Last Friday, the Assn. of Southeast Asian Nations approved a three-year plan that requires its 10 member nations to wage an "all-out coordinated regional effort" to quash the virus in bird populations. Similarly, the Asian-Pacific Economic Cooperation forum is drawing up guidelines for controlling the virus in animals and, should it become a human epidemic, for limiting its effect on populations and economies. Last month, China's president, Hu Jintao, promised an open, scientific exchange with the United States in hopes of stemming a flu tsunami.
But the United States must do more. Sen. Ted Stevens (R-Alaska) suggested last week that "we ought to wait" because avian flu "has not yet become a threat to human beings." But waiting until confirmed human-to-human transmission is underway means dooming millions to die. A human-to-human avian flu eruption would spread around our globalized world in a matter of weeks, perhaps days. The lessons of the hurricane season are clear: It costs less in lives and dollars to invest in adequate defenses than to react once disaster strikes.
Does the Senate rider do enough? The overall appropriation, $3.9 billion, may be about right, but the devil is in the details. The Senate plan sets aside 80% of that money primarily for buying Tamiflu. The other 20% would be used for global flu surveillance, bolstering local preparedness and improving flu vaccine production. The ratio isn't correct.

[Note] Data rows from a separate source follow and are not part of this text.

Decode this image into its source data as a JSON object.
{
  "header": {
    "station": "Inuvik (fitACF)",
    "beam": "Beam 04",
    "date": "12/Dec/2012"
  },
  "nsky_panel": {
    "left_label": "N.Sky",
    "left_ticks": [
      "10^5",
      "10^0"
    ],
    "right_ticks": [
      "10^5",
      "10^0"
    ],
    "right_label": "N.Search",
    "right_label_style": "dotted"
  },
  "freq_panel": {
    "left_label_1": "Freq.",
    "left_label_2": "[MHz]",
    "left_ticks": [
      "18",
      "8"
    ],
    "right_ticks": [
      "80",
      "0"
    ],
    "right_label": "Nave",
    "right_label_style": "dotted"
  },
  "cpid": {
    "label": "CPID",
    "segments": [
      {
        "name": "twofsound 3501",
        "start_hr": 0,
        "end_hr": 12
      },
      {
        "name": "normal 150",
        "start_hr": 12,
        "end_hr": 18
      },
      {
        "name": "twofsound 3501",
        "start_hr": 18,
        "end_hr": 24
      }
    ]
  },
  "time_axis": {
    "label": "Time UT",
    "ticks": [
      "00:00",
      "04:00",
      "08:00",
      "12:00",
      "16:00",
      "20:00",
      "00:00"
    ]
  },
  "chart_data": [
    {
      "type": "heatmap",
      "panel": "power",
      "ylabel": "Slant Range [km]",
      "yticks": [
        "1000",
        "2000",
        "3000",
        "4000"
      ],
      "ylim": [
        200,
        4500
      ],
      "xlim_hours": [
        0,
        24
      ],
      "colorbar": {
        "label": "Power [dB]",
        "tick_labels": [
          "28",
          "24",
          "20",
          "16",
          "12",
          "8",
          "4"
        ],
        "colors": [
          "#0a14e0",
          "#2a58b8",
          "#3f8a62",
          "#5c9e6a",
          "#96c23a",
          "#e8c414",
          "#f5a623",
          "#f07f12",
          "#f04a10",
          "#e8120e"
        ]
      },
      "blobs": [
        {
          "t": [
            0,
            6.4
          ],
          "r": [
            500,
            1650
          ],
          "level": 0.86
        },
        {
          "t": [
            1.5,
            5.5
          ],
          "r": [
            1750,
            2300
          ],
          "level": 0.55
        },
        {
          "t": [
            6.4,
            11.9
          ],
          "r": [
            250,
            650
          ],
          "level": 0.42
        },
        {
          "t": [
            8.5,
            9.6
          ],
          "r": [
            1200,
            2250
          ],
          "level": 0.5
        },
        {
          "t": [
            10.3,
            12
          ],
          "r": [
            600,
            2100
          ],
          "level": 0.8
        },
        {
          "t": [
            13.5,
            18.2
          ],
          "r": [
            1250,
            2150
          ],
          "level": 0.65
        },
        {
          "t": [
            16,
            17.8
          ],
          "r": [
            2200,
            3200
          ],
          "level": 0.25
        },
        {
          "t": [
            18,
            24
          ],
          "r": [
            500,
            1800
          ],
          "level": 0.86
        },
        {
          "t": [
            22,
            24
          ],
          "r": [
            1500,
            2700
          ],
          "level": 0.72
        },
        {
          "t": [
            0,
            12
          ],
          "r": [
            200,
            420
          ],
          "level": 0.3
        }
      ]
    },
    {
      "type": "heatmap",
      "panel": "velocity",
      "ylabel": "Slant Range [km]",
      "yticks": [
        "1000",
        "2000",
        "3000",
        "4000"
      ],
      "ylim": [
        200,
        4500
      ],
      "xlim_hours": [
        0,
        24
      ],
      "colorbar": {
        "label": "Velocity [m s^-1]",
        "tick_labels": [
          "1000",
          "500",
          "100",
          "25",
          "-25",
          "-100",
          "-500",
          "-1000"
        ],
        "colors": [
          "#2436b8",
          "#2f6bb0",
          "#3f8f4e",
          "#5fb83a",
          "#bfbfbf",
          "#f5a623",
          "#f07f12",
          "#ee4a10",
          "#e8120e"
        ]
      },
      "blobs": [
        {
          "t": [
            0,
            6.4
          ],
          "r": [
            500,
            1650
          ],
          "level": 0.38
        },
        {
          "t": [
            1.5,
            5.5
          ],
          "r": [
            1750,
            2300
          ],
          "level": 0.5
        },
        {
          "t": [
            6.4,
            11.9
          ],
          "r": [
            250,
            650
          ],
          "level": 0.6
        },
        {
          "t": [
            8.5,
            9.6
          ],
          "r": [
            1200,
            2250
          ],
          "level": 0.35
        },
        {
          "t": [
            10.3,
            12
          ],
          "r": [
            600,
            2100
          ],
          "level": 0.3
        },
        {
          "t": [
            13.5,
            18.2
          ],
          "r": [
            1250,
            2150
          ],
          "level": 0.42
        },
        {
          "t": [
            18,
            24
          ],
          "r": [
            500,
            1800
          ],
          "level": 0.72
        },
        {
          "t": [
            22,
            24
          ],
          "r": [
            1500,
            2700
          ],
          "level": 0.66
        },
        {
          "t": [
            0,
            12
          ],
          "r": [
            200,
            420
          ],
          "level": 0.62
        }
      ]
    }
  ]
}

Tamiflu can suppress H5N1 at the beginning of infection, but it isn't a cure. It must be taken at the right time or it's ineffective. It also has not been approved for use in children. And in some adults, it may only partly suppress the virus, leaving them ambulatory carriers of infection. On top of that, the latest scientific studies indicate that some H5N1 viruses may already be resistant to the drug.
That means that instead of spending most of the appropriation on Tamiflu, we should demand that the pharmaceutical industry rev up flu vaccine production and then use some of the $3.9 billion to pull genuine innovations out of the lab and into quick mass production. Further, a hefty percentage of that money should be spent on helping Los Angeles and other cities and states prepare: Where will they put all the patients? The bodies? How will they feed house-bound millions? How can they keep the economies and machineries of their jurisdictions running while a deadly pandemic holds them in its grip for more than a year?
Still, the Senate plan is a step in responding to an urgent need. The House should fine-tune it, and the president should sign it into law. As Sen. Tom Harkin (D-Iowa) said Thursday: "It's the midnight hour. We have to get moving … now, not next year, not after some study group in the White House bangs this thing around for another three months." He's absolutely right.
LAURIE GARRETT is a Pulitzer Prize-winning writer and senior fellow for global health at the Council on Foreign Relations.